1 – Are milk teeth essential?
Yes, however there is a belief that since milk teeth are temporary, they are of little importance so it is useless to try to save them. This is a myth that is needed to be changed as milk teeth are essential as they aid the child to speak clearly, chew and guide permanent teeth into the correct position while allowing the jaw, bones and muscles to develop normally.
2 – Will habits like Thumb sucking affect My Baby’s Teeth?
Yes, it may but it depends on the intensity, a child sucks on his/her thumb. If thumb sucking continues beyond the eruption of permanent teeth, the proper growth of the mouth and tooth alignment may get affected. Therefore it is utterly important to make children stop sucking thumbs before the appearance of the permanent teeth.

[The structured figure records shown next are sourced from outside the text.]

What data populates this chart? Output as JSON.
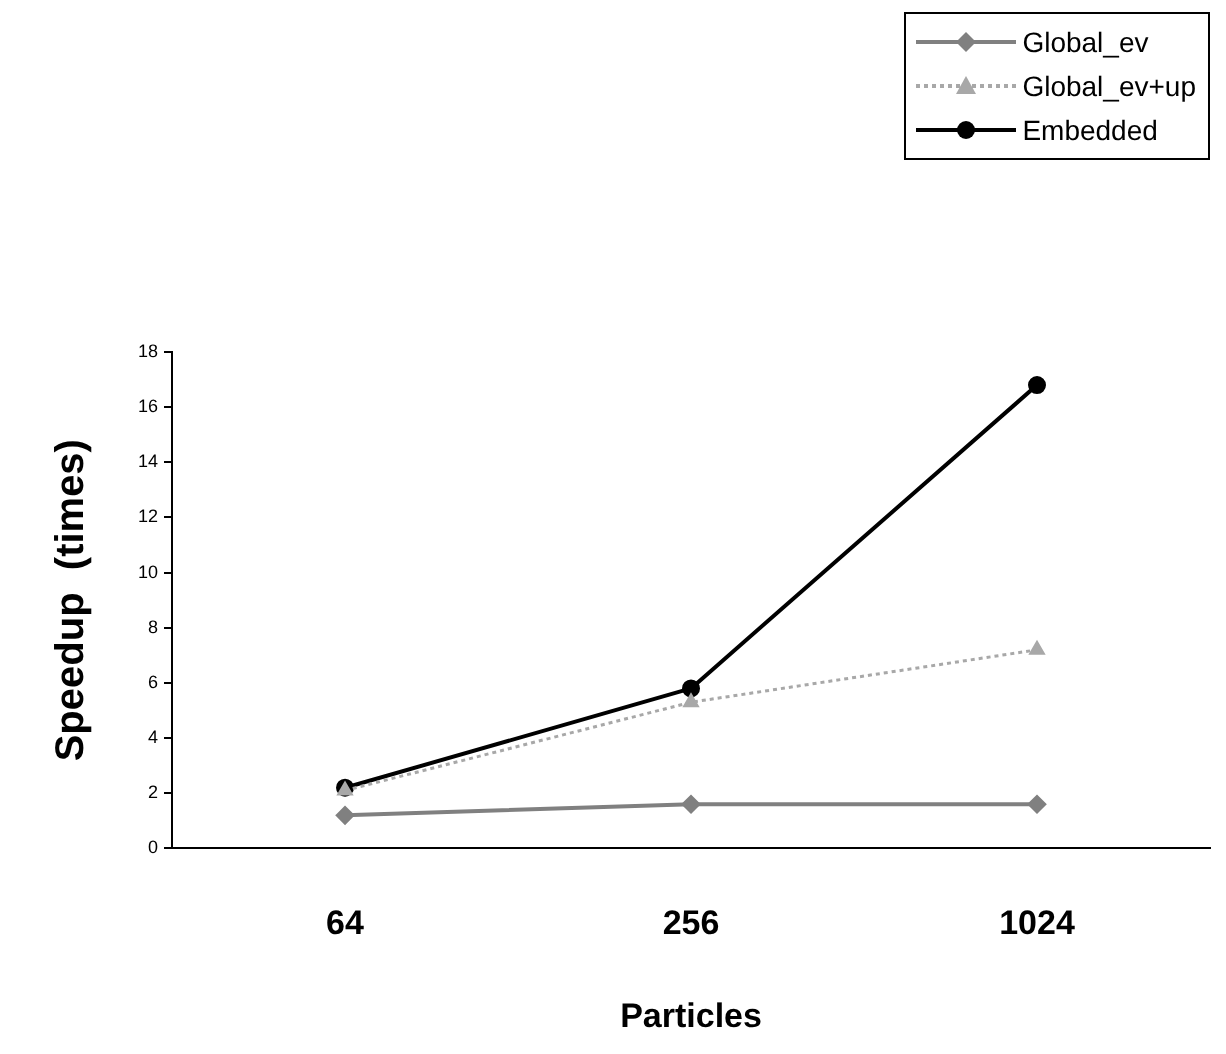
{
  "chart_data": {
    "type": "line",
    "xlabel": "Particles",
    "ylabel": "Speedup  (times)",
    "categories": [
      "64",
      "256",
      "1024"
    ],
    "series": [
      {
        "name": "Global_ev",
        "color": "#808080",
        "values": [
          1.2,
          1.6,
          1.6
        ],
        "marker": "diamond",
        "line_style": "solid"
      },
      {
        "name": "Global_ev+up",
        "color": "#a8a8a8",
        "values": [
          2.1,
          5.3,
          7.2
        ],
        "marker": "triangle",
        "line_style": "dotted"
      },
      {
        "name": "Embedded",
        "color": "#000000",
        "values": [
          2.2,
          5.8,
          16.8
        ],
        "marker": "circle",
        "line_style": "solid"
      }
    ],
    "ylim": [
      0,
      18
    ],
    "yticks": [
      0,
      2,
      4,
      6,
      8,
      10,
      12,
      14,
      16,
      18
    ],
    "grid": false,
    "legend": "top right"
  }
}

3 – Is it alright if I brush my baby’s teeth?
Yes. For brushing your baby’s teeth use a small toothbrush with soft bristles but avoid toothpaste, instead use a small amount of water . Brushing at bedtime, definitely will remove plaque and bacteria from your baby’s teeth. Now toothbrush specially made for babies are available in the market.
4 – When should I introduce toothpaste to my child?
By the age of two your child should be ready for toothpaste containing fluoride. However, you have to make sure that only a small amount of toothpaste is used and excess toothpaste is spitted out instead of swallowing it.
5 – When should I have my child’s first dental appointment?
You should have your child’s first dental appointment as soon as the first tooth appears. This should occur before the child’s first birthday as milk teeth and permanent teeth show up at pretty well-defined times.
6 – How should I make children not fear dentists?
The fear for dentists can be minimized by making the child’s dental experience more informative and interactive. It is also equally important to make the child feel at ease by explaining the procedures step by step at a phase that the child can grasp what is happening.
7 – How often should my child have a dental check-up?
Children need to see their dentist at a regular basis for cleaning and checkup, preferably every six months. If the child requires more frequent visits, your dentist will decide on that.
8 – How do I guide my child to brush his teeth properly?
From the age of 5 to 9 children should be brushing their teeth on their own but under supervision. Since proper brushing get ris of plaque from the inner, outer and chewing surfaces of teeth, it is extremely important to teach the children to brush properly. When guiding the child to brush, place the toothbrush at a 45 degree angle, commence along gum line with a soft bristled toothbrush in a gentle circular motion. Brush the outer surface of each tooth, upper and lower. Follow the same procedure on the inside surfaces and chewing surfaces of all teeth. Make sure, the child finishes by brushing the tong to freshen up his breath and eliminate bacteria.
9 – How can I prevent cavities from my baby’s teeth?
To prevent cavities, all your child requires is good oral hygiene as it removes bacteria and accumulated food particles which combine to form cavities. As your child’s oral hygiene routine, if it is an infant, use a wet gauze or clean cloth to wipe the plaque from teeth and gums. Moreover, avoid putting your child to bed with anything but water as it may lead to “baby bottle tooth decay”. This form of decay occurs due to long exposure of an infant’s teeth to sugar containing liquids such as milk (including breast milk), fruit juices and other sweetened drinks.
10 – How do sealants protect children’s teeth?
A sealant is a clear or shaded plastic material which acts as barrier to food, plaque and acid, hence protecting the decay prone areas of the teeth. Sealant is smeared to the chewing surfaces of the permanent back teeth (premolars and molars) where four out of five cavities in children are found.
11 – What should I do if my child has Toothache?
First of all clean the area of affected tooth thoroughly. Then make the child rinse his mouth vigorously warm water or use a dental floss to remove impacted food or debris. If the pain is persists, contact your Smiles dentist. Never apply aspirin on the gum or aching tooth. If the child’s face is swollen apply compresses and contact your dentist immediately.
12 – What should I do if my Child’s Tooth is Accidently Knocked out?
In such case, first step should be to find the tooth. Hold the tooth by the crown, not the root portion. You may rinse the tooth but DO NOT clean or handle the tooth unnecessarily. Check the tooth for fractures. If it is in good condition and the child is old enough, try to reinsert it in the socket. Have the child hold the tooth in place by biting down upon some gauze. If you cannot reinsert the tooth, transport the tooth in a cup containing the patient’s saliva or milk. In such situation the child must see a dentist immediately as time is critical factor in saving the tooth.